The accident was unfortunate and tragic. However, there was no charge or indication that appellee had done anything to Wolf River at that point which caused it to be dangerous and hazardous. No obstructions or traps were placed in the water; nothing was there except water flowing over a shallow streambed and sand. Appellant was sixteen (16) years of age and *821 knew the swimming hole by heart, having used and enjoyed it for three or four years. Without question, the accident was due to lapse of judgment or failure of physical coordination on the part of the youth.

The record is absent any indication of negligent acts on the part of appellant, which, under some facts and circumstances, could bring the case sub judice within the ambit of Hughes v. Star Homes, Inc., supra, where this Court said:

In Hoffman, we changed the standard of care owing to a licensee but carefully limited the new standard of care to those cases involving injury resulting from active conduct as distinguished from conditions of the premises, or passive negligence.

379 So.2d at 304.

Appellant further argues that he was a public invitee as recognized by this Court in Alexander v. Jackson County Historical Society, Inc., 227 So. 2d 291 (Miss. 1969), where a lady was injured on the defendant's parking lot and had not paid an admission to enter the premises, a historical site. We hold that Alexander is not authority for the question here.

Finally, appellant contends that this Court should repeal the common law of the State, which lays down the principles discussed hereinabove, and refuses to impose liability upon facts which are presented here and which would require the overruling of numerous cases decided through the years. The legislature is the vehicle for repeal, if it should be effected, not this Court.[1]See Adams v. Fred's Dollar Store, 497 So. 2d 1097 (1986), and cases cited therein.

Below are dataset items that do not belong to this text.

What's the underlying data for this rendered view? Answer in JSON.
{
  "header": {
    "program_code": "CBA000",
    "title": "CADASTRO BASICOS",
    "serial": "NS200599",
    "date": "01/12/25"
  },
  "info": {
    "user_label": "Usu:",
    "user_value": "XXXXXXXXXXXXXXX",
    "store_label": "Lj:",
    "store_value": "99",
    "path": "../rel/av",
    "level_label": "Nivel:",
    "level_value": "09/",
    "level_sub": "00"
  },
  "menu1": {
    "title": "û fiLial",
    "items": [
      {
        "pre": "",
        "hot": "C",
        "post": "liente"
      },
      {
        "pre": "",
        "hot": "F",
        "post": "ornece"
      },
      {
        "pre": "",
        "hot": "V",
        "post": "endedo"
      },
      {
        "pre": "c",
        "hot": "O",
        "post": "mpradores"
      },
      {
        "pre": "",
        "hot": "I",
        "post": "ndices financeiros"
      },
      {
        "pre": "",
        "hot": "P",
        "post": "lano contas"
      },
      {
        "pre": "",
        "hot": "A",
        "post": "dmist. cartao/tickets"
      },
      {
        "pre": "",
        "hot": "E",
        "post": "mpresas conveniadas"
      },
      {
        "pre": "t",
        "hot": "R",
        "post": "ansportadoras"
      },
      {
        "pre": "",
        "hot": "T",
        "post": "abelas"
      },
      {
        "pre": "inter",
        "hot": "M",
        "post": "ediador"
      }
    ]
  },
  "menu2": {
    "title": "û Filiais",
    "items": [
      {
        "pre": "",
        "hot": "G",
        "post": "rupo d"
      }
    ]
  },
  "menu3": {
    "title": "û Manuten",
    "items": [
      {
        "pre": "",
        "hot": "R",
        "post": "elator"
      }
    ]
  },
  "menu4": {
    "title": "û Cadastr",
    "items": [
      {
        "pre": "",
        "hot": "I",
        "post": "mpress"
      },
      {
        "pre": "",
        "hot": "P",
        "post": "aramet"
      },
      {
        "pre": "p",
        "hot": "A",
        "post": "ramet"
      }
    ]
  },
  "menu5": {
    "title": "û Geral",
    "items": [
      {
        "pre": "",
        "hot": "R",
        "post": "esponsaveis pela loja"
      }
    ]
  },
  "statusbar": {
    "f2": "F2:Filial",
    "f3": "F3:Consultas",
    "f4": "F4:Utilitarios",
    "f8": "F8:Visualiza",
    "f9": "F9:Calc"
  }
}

The judgment of the lower court, having correctly sustained the motion for summary judgment, is affirmed.

AFFIRMED.

WALKER, C.J., HAWKINS, P.J., and DAN M. LEE, PRATHER, ROBERTSON, SULLIVAN and ANDERSON, JJ., concur.

GRIFFIN, J., not participating.

NOTES

[1] See Senate Bill 2536, 1986 Miss. Laws 360: An Act to Limit the Liability of Landowners Who Give Permission to Others to Enter Their Lands for Hunting, Fishing, Trapping, Camping, Water Sports, Hiking or Sightseeing, and For Related Purposes.